Paraguayischer Bauer über Widerstand und Gift: „Die Gentechnik zerstört uns“

Er ist Protagonist des Protestfilms „Raising Resistance“, Bauer zwischen Gentechnikfarmern und kein Freund von Waffen und gespritzten Pflanzen. Geronimo Arevalos im Interview.

Filmplakat. Bild: Pandora

taz: Herr Arevalos, Sie bewirtschaften Felder im Süden Paraguays. Warum sind Sie Landwirt geworden?

Geronimo Arevalos: In meiner Familie sind alle Bauern, schon seit Generationen. Mit der Zeit habe ich gesehen, wie wichtig die Landwirte sind. Sie produzieren Lebensmittel, daher könnten die Menschen ohne uns nicht überleben.

Was bauen Sie an?

Fast alles, was es gibt.

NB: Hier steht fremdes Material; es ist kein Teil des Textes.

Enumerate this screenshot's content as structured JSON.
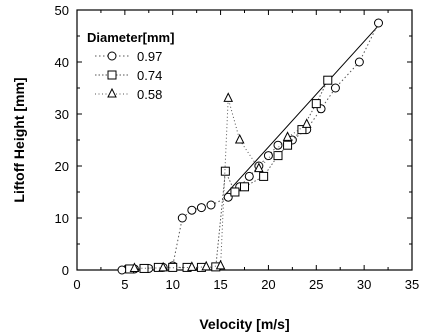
{
  "chart_data": {
    "type": "scatter",
    "title": "",
    "xlabel": "Velocity [m/s]",
    "ylabel": "Liftoff Height [mm]",
    "xlim": [
      0,
      35
    ],
    "ylim": [
      0,
      50
    ],
    "xticks": [
      0,
      5,
      10,
      15,
      20,
      25,
      30,
      35
    ],
    "yticks": [
      0,
      10,
      20,
      30,
      40,
      50
    ],
    "grid": false,
    "legend": {
      "title": "Diameter[mm]",
      "position": "top-left"
    },
    "series": [
      {
        "name": "0.97",
        "marker": "circle",
        "line": "dotted",
        "points": [
          [
            4.7,
            0
          ],
          [
            6,
            0.2
          ],
          [
            7.5,
            0.3
          ],
          [
            9,
            0.5
          ],
          [
            10,
            0.8
          ],
          [
            11,
            10
          ],
          [
            12,
            11.5
          ],
          [
            13,
            12
          ],
          [
            14,
            12.5
          ],
          [
            15.8,
            14
          ],
          [
            17,
            16
          ],
          [
            18,
            18
          ],
          [
            19,
            20
          ],
          [
            20,
            22
          ],
          [
            21,
            24
          ],
          [
            22.5,
            25
          ],
          [
            24,
            27
          ],
          [
            25.5,
            31
          ],
          [
            27,
            35
          ],
          [
            29.5,
            40
          ],
          [
            31.5,
            47.5
          ]
        ]
      },
      {
        "name": "0.74",
        "marker": "square",
        "line": "dotted",
        "points": [
          [
            5.5,
            0.2
          ],
          [
            7,
            0.3
          ],
          [
            8.5,
            0.5
          ],
          [
            10,
            0.5
          ],
          [
            11.5,
            0.5
          ],
          [
            13,
            0.5
          ],
          [
            14.5,
            0.6
          ],
          [
            15.5,
            19
          ],
          [
            16.5,
            15
          ],
          [
            17.5,
            16
          ],
          [
            19.5,
            18
          ],
          [
            21,
            22
          ],
          [
            22,
            24
          ],
          [
            23.5,
            27
          ],
          [
            25,
            32
          ],
          [
            26.2,
            36.5
          ]
        ]
      },
      {
        "name": "0.58",
        "marker": "triangle",
        "line": "dotted",
        "points": [
          [
            6,
            0.3
          ],
          [
            9,
            0.4
          ],
          [
            12,
            0.5
          ],
          [
            13.5,
            0.6
          ],
          [
            15,
            0.8
          ],
          [
            15.8,
            33
          ],
          [
            17,
            25
          ],
          [
            19,
            19.5
          ],
          [
            22,
            25.5
          ],
          [
            24,
            28
          ]
        ]
      }
    ],
    "fit_line": {
      "points": [
        [
          15.5,
          14.5
        ],
        [
          31.5,
          47
        ]
      ]
    }
  }
}
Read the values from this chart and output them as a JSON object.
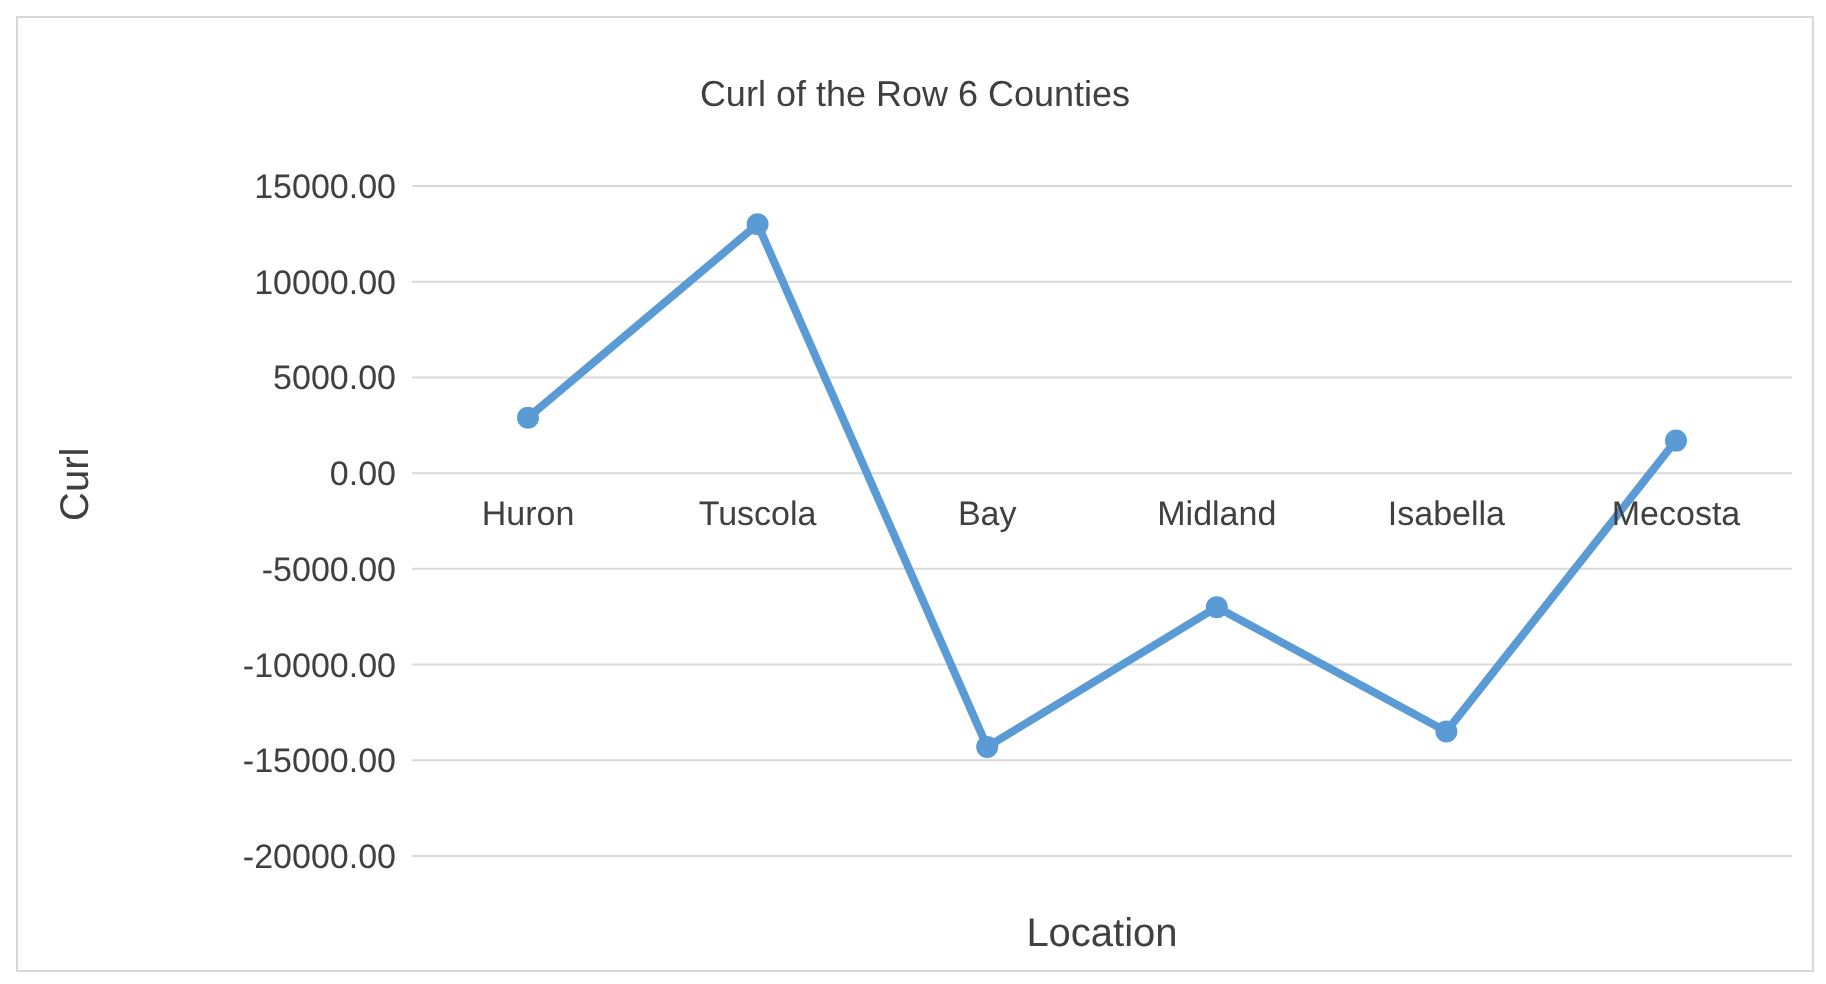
{
  "chart_data": {
    "type": "line",
    "title": "Curl of the Row 6 Counties",
    "xlabel": "Location",
    "ylabel": "Curl",
    "categories": [
      "Huron",
      "Tuscola",
      "Bay",
      "Midland",
      "Isabella",
      "Mecosta"
    ],
    "series": [
      {
        "color": "#5b9bd5",
        "values": [
          2900,
          13000,
          -14300,
          -7000,
          -13500,
          1700
        ]
      }
    ],
    "ylim": [
      -20000,
      15000
    ],
    "yticks": [
      {
        "value": -20000,
        "label": "-20000.00"
      },
      {
        "value": -15000,
        "label": "-15000.00"
      },
      {
        "value": -10000,
        "label": "-10000.00"
      },
      {
        "value": -5000,
        "label": "-5000.00"
      },
      {
        "value": 0,
        "label": "0.00"
      },
      {
        "value": 5000,
        "label": "5000.00"
      },
      {
        "value": 10000,
        "label": "10000.00"
      },
      {
        "value": 15000,
        "label": "15000.00"
      }
    ],
    "grid": "y",
    "legend": false,
    "marker": "circle",
    "line_style": "solid"
  }
}
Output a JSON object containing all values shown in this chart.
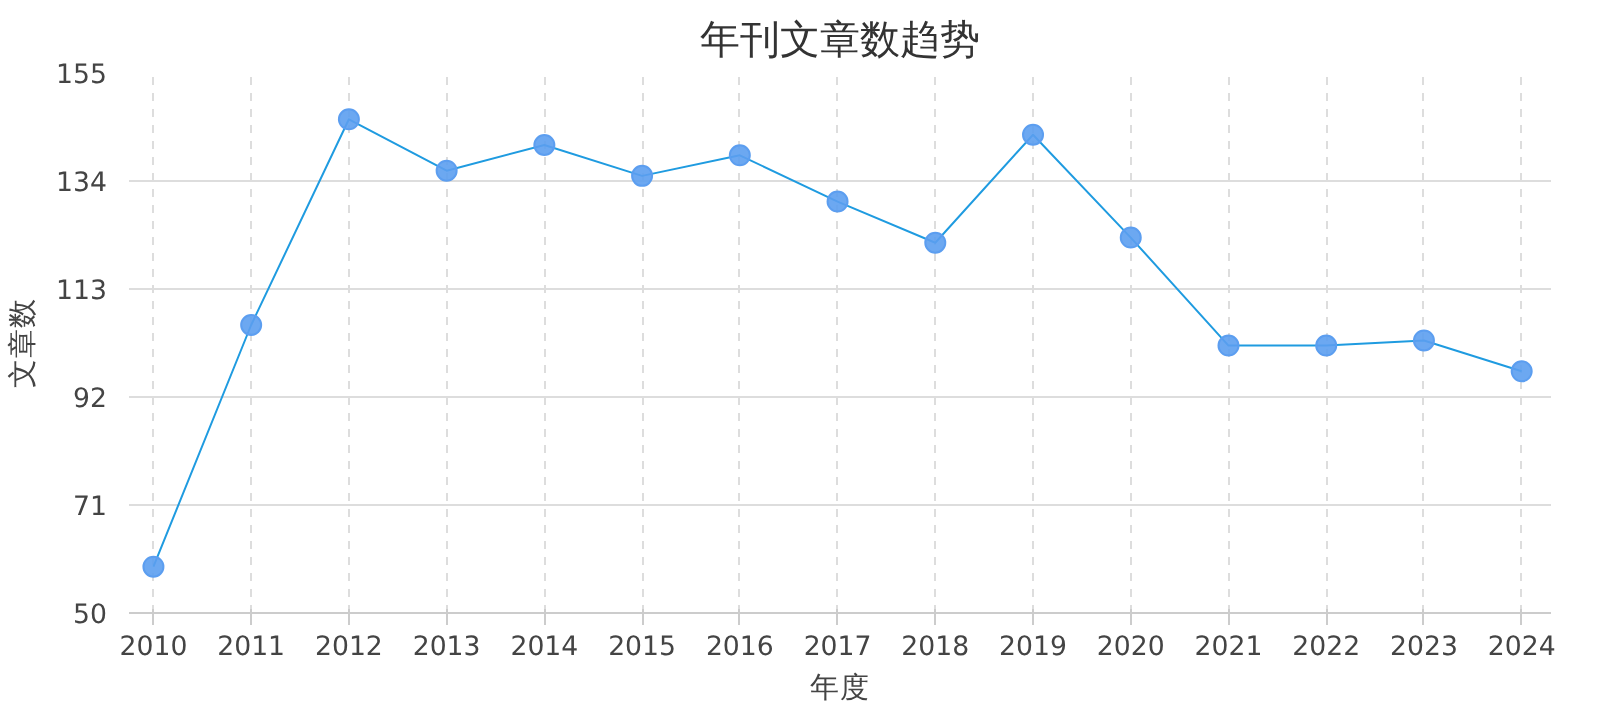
{
  "chart_data": {
    "type": "line",
    "title": "年刊文章数趋势",
    "xlabel": "年度",
    "ylabel": "文章数",
    "categories": [
      "2010",
      "2011",
      "2012",
      "2013",
      "2014",
      "2015",
      "2016",
      "2017",
      "2018",
      "2019",
      "2020",
      "2021",
      "2022",
      "2023",
      "2024"
    ],
    "series": [
      {
        "color": "#1f9be0",
        "values": [
          59,
          106,
          146,
          136,
          141,
          135,
          139,
          130,
          122,
          143,
          123,
          102,
          102,
          103,
          97
        ]
      }
    ],
    "ylim": [
      50,
      155
    ],
    "yticks": [
      50,
      71,
      92,
      113,
      134,
      155
    ],
    "grid": true,
    "marker": "circle",
    "line_style": "solid"
  }
}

Es ist wichtig, viele verschiedene Pflanzen anzubauen und abzuwechseln, dann braucht man gar kein Gift, keine Pflanzenschutzmittel – im Gegensatz zu den Feldern um meine Gemeinde herum, auf denen ausschließlich gentechnisch verändertes Soja wächst.

Sie arbeiten also ohne Chemie?

Ja, bei mir ist alles natürlich.

Aber wenn auf den umliegenden Feldern gespritzt wird, dann bekommen Sie doch auch etwas ab.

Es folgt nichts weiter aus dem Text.